** Contains Spoilers **
As anyone who knows horror will tell you, empathy is key. The more an audience empathises with the characters, puts themselves in their place and assumes their plight, the greater their emotional investment. When bad things happen to the characters the audience cares. Conversely, when the characters do stupid things or behave in ways the audience wouldn’t, they get frustrated. BUNNYMAN is one long exercise in frustration.
Six friends, three male and three female, driving along an otherwise deserted country road find themselves menaced by a sinister truck. First it won’t allow them to pass, then it overtakes them when they do. It isn’t long before it’s ramming them and they’re forced off the road. So what do the men in the car do? Take advantage of their superior numbers and justifiable indignation to kick some ass and take some names? Hell no. They send out one of their (skimpily dressed) girlfriends to offer a whimpering apology to the truck driver.
It get worse. Over the next 80 minutes not one of them is able to make a single informed or sensible decision, even when they start dying. One moment of head-shaking stupidity follows another, until every last shred of audience empathy has evaporated and you’re left with the unwavering conviction that they deserve everything they get.
At least the killer’s cool, right?

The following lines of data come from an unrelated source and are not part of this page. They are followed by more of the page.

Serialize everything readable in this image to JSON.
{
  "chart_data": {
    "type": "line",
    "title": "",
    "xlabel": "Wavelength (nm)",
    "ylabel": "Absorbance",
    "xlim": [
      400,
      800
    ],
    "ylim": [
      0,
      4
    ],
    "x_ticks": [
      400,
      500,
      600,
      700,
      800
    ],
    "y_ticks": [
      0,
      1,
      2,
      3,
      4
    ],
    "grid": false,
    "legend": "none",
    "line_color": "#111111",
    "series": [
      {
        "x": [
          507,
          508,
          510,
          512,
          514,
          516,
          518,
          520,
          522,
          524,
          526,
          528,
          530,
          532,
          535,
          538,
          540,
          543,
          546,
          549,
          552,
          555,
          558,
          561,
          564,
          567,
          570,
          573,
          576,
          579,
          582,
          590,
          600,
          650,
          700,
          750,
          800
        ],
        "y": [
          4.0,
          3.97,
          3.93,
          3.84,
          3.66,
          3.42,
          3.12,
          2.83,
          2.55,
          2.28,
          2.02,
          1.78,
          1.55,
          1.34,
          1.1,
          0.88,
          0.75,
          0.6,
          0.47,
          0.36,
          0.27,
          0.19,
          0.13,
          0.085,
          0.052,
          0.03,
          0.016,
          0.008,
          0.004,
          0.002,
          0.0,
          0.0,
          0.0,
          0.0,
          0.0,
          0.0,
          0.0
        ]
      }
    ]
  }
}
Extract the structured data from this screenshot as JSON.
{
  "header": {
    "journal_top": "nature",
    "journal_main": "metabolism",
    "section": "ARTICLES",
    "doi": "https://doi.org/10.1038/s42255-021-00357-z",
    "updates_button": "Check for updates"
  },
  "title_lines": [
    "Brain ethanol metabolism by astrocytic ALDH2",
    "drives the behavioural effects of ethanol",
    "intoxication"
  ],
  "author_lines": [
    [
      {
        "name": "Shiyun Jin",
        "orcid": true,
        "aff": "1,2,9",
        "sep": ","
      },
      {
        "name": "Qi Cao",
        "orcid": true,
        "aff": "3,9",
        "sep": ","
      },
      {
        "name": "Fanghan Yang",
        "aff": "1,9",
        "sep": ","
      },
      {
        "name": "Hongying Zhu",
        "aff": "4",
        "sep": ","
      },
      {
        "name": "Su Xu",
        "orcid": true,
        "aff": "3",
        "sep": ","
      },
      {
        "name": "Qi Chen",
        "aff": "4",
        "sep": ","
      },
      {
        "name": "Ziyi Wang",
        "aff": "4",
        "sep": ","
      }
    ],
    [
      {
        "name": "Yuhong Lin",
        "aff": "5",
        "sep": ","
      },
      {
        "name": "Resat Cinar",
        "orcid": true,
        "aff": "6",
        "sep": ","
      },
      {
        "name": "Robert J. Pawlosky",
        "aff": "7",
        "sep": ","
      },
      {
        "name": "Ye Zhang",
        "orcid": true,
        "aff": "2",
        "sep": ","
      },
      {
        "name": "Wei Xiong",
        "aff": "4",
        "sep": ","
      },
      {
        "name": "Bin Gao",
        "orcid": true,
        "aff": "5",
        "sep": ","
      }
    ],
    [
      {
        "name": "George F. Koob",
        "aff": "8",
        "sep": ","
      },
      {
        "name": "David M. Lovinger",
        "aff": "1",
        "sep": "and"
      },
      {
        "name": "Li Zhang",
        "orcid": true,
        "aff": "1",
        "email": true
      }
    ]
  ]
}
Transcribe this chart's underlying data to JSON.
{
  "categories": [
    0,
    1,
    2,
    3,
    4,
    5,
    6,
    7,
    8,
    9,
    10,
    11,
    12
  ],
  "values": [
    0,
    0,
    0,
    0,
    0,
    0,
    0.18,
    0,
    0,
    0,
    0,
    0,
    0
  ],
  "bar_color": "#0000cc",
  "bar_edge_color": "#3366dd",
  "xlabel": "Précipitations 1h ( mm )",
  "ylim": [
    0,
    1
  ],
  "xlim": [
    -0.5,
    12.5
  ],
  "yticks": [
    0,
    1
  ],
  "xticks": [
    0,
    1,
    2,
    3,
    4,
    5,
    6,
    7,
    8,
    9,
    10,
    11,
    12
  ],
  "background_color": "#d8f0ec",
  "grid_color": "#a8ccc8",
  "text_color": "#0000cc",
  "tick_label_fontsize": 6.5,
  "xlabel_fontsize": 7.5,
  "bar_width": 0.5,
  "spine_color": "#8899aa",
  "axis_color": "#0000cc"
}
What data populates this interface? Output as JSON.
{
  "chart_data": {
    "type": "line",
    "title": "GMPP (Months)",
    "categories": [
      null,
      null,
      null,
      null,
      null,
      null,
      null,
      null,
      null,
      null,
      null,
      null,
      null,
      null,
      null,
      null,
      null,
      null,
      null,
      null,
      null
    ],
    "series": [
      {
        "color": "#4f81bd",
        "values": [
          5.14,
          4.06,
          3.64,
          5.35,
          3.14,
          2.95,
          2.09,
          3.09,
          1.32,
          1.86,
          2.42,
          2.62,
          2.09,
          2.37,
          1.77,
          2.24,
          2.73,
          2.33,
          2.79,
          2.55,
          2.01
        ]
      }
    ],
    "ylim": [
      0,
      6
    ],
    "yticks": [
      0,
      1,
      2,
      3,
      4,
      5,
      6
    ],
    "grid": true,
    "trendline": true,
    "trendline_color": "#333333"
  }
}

He’s a guy in a bunny suit carrying a chainsaw – how could he not be cool? Director Carl Lindbergh was clearly aiming for a warped DONNY DARKO vibe, without realising that a little production design goes a long way. A guy in a generic store-bought bunny suit doing bad things is still a guy in a generic store-bought bunny suit. Oh, and another thing – just because you set torture to classical music doesn’t somehow make it profound.
BUNNYMAN is a shambles. The victims are idiots and cowards and the killers one-dimensional caricatures lacking even basic motivation. The film is an exercise in violence and depravity for its own sake, with an ending that must rank as one of the least effective and dramatic in the history of horror cinema. A significant entry in the annals of pointless movies that need never have been made.